Last week, Britons celebrated or observed Guy Fawkes Night on 5 November, a date I usually try to do some English-themed reading around, just as I do readings for the Fourth of July and Bastille Day. This year’s reading consisted of my finishing off Bernard Cornwell’s excellent King Arthur trilogy, along with two nonfiction works: Bill Bryson’s Notes from a Small Island and Kate Fox’s Watching the English: the Hidden Rules of English Behaviour.
To start off my set, I decided to take a tour of Britain with Bill Bryson, an American humorist author who lived in England for twenty years, beginning in the 1970s.
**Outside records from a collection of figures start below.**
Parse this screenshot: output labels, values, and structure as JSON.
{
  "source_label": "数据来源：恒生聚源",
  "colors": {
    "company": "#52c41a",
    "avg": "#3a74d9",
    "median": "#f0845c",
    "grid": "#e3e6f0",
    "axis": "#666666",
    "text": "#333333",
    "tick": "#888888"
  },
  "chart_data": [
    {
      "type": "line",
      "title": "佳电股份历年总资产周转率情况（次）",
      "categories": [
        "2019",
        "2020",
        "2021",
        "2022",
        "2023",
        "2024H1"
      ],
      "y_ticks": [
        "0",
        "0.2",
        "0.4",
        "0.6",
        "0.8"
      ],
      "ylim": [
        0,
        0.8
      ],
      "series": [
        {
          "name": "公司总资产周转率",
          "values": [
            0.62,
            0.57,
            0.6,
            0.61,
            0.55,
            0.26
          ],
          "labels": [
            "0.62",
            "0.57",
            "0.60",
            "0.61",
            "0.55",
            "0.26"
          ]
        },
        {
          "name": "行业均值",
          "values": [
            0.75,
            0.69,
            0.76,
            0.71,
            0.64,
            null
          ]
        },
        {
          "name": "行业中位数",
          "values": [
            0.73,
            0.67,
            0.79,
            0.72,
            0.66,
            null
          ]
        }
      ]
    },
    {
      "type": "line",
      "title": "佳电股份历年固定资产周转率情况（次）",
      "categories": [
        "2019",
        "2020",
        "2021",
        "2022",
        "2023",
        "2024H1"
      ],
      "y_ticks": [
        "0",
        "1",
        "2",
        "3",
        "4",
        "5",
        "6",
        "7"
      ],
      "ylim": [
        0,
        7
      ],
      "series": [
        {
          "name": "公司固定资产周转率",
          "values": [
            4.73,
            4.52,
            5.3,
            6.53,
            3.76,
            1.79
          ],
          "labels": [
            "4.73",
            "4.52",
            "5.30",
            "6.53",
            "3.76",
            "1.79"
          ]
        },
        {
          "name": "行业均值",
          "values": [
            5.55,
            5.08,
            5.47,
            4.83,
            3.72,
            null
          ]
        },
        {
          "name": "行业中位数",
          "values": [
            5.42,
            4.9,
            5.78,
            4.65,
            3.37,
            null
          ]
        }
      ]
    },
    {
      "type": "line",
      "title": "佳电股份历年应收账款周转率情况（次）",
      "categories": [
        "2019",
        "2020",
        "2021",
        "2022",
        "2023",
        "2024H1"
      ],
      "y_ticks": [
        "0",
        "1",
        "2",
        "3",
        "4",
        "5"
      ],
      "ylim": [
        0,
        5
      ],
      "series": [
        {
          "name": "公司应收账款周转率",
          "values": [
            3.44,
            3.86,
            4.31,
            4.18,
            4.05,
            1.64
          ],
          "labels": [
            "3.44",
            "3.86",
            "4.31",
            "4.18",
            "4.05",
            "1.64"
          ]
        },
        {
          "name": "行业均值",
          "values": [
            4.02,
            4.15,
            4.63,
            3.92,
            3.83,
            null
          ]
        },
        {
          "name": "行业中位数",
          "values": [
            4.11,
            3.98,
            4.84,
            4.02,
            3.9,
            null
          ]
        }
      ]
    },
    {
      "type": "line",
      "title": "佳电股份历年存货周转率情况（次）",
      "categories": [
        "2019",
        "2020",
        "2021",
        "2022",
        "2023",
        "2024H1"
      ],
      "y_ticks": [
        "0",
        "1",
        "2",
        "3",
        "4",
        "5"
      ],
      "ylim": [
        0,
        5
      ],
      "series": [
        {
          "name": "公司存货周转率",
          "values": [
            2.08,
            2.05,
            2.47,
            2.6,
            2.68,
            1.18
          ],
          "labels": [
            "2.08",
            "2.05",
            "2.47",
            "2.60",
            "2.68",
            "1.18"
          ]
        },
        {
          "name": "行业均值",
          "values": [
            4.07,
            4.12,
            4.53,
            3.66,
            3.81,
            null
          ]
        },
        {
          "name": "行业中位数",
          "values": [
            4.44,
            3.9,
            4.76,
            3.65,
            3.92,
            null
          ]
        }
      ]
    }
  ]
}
Before returning to the United States, Bryson decided to mull over his adopted homeland by traveling over it, in part repeating the journey he made upon first arriving. Bryson is a riotous author for me, and here he’s of course an entertaining guide, cheerfully rambling through the country, offering commentary that varies from serious reflections on English culture to absurd thoughts and irrelevant tangents. At the outset, when repeating his initial 1970s travels, the commentary compares the Britain of his youth to Britain today, though the changes he notes (in the flowering of chain stores, the destruction of older architectural for modern boxes) are scarcely for the better. Even so, this is a delightfully fun book.
Kate Fox’s Watching the English takes a more serious tack, slightly so. The author has a earnest endeavor — scrutinizing English culture with an anthropologist’s eye — but she offers a spirited analysis. Although her intent is to discern the rules governing English behavior by watching how Britons act, she’s no passive observer, instead turning her fellow Brits into lab rats and experimenting on them. She devotes afternoons to jumping queues (cutting into lines) and bumping into people on purpose, noting how many of them automatically apologize. As she studies one area of English life after another — work, hobbies, sex, shopping — patterns emerge, rules which interact with one another, and eventually the patterns create a cohesive analysis of English culture. Fox declares that the English are fundamentally socially anxious, and that many English behaviors act to counter that awkwardness. The weather, for instance, is not actually all that interesting to English folk, regardless how how incessantly they speak of it: instead, talking about the weather is a way to be social without being impolite, to make a human connection without seeming weird. Fox sees her countrymen and women as being desperate for fellowship, but denied it by a culture that encourages emotional coolness — reserve, moderation, and the respect of privacy. Other aspects of English culture she touches on are the prevalence of class consciousness (which is ubiquitous, being expressed and betrayed not just by the word you use to describe household furniture, but which items you are willing to buy from a Mark’s and Spencer), English humor, and a fundamental belief in fair play. While I can’t judge her book against personal experience (not yet having traveled to England’s green and pleasant land), I found it utterly engaging and entertainingly written.